Himalaya Harbinger, Rudrapur Bureau
President Droupadi Murmu – in her first public statement on the rape and murder of a doctor at Kolkata’s RG Kar Hospital nearly 20 days ago – declared herself “dismayed and horrified”, and criticised the “obnoxious collective amnesia” that allows women to be harassed, brutalised, and killed.
In an exclusive interview to news agency PTI, President Murmu also slammed a “deplorable mindset… that sees the female as a ‘lesser human being’… ‘less powerful’… ‘less capable’… and ‘less intelligent’
No civilised society can allow daughters and sisters to be subjected to such atrocities… enough is enough,” she said, “In 12 years since Nirbhaya incident (the gangrape and murder of a Delhi woman in 2012), countless rapes have been forgotten by society… this ‘collective amnesia’ is obnoxious.”
“Only societies scared to face history resort to collective amnesia… India must face history squarely.
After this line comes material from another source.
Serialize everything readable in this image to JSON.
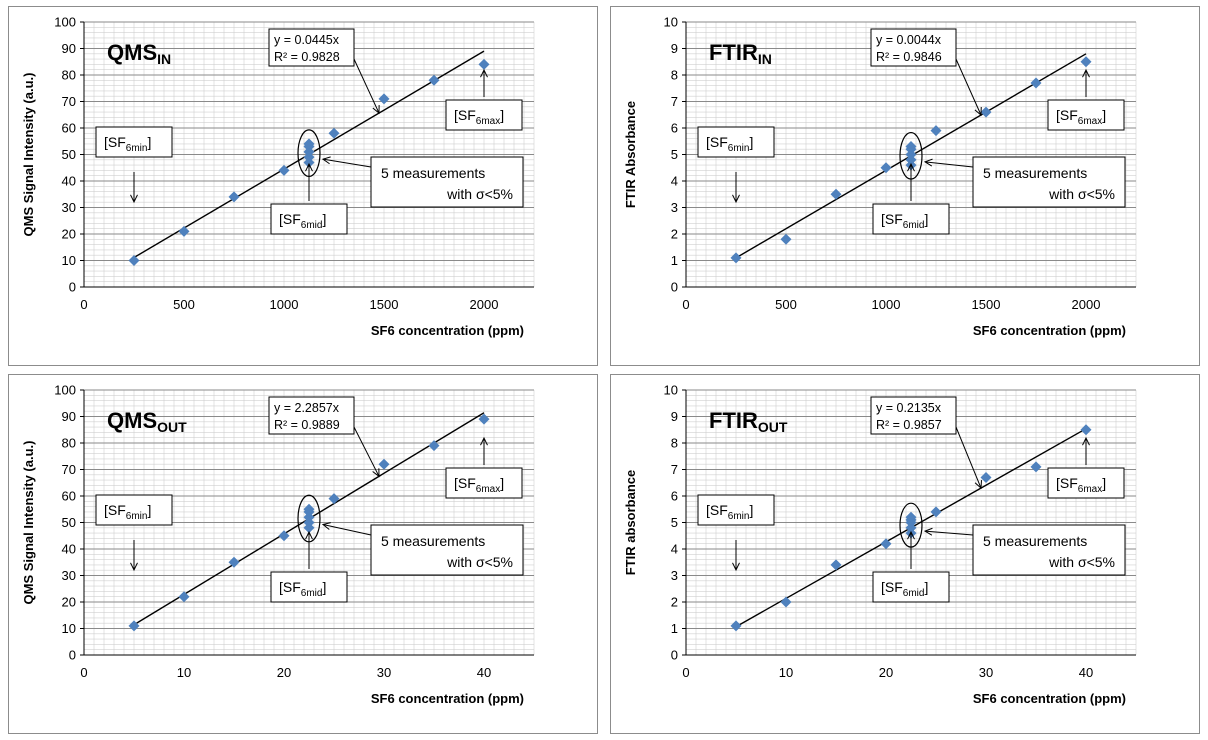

Let us deal with this perversion comprehensively… to curb it right at the beginning,” she told PTI.
Ms Murmu also red-flagged (indirectly) other recent horrific incidents of violent crime against women, including the rape of nurses in Uttarakhand and Maharashtra, and the raft of sexual assault allegations against actors and directors in the Malayalam film industry. “… even as students, doctors, and citizens were protesting in Kolkata, criminals remained on prowl elsewhere…” she said Wednesday afternoon.
The killing of a young doctor at the Kolkata hospital – her body was discovered early August 9 and post-mortem reports confirmed barbarous injuries to her legs, hands, and genitals – has triggered furious protests from healthcare workers and civil society activists nationwide.
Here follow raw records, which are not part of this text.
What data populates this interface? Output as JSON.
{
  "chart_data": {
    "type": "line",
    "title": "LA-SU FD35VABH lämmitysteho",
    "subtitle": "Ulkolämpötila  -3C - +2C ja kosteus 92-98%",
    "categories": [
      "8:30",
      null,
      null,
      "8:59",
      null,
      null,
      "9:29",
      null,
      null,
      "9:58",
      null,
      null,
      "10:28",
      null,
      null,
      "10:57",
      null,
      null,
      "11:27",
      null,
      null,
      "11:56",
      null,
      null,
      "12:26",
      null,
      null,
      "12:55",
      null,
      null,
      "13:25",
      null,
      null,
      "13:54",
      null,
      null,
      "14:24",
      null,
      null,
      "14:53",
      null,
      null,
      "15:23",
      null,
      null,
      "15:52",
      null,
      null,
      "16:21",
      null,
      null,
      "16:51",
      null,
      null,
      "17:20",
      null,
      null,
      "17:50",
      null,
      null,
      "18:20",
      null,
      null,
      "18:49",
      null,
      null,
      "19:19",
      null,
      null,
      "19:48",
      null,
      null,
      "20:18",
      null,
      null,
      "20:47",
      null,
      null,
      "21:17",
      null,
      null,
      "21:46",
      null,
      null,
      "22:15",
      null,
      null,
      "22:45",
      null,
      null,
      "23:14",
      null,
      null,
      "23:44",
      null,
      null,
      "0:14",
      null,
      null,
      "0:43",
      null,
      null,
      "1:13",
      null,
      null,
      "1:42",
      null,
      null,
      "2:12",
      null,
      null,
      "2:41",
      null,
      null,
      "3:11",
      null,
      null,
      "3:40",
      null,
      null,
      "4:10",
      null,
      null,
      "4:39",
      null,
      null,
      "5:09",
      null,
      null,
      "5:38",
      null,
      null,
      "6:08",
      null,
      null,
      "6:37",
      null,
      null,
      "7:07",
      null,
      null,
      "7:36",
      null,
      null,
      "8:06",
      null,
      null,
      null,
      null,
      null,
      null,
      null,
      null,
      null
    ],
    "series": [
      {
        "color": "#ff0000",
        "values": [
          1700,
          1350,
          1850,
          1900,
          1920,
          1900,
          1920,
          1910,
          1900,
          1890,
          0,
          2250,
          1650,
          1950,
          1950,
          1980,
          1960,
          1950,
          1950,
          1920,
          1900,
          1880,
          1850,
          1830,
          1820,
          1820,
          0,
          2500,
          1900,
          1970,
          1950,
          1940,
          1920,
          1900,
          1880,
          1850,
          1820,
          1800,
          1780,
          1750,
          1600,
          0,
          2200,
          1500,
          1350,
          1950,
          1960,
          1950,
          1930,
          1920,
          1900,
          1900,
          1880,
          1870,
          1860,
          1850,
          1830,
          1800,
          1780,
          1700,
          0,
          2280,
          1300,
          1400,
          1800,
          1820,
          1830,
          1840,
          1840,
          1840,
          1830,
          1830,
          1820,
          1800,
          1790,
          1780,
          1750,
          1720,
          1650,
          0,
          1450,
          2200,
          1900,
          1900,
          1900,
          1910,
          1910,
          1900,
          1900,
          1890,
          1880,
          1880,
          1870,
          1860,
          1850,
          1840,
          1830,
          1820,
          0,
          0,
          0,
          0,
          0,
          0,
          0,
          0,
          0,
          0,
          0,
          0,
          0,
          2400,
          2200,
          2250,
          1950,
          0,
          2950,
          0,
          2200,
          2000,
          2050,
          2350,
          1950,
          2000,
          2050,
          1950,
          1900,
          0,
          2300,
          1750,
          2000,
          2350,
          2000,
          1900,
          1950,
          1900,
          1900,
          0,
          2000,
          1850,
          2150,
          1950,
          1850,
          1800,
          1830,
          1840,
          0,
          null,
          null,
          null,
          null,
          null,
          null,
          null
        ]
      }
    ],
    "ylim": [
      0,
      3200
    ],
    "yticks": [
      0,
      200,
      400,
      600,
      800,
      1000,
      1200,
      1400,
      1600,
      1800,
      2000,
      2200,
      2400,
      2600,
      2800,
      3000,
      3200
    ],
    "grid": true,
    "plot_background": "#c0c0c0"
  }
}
It has also triggered a political squabble between Bengal’s ruling Trinamool and the the opposition BJP, with even Chief Minister Mamata Banerjee’s ‘on-paper’ ally, the Congress, launching scathing attacks.
The Trinamool and the BJP have exchanged letters; Ms Banerjee demanded tougher laws for women’s safety but the centre pointed out she had failed to implement schemes to deal with such crimes.
The investigation into the RG Kar Hospital murder case has been handed to the CBI. The Calcutta High Court, taking notice of a petition from the doctors’ parents, and their claims of negligence by the cops, ordered the federal agency to take over.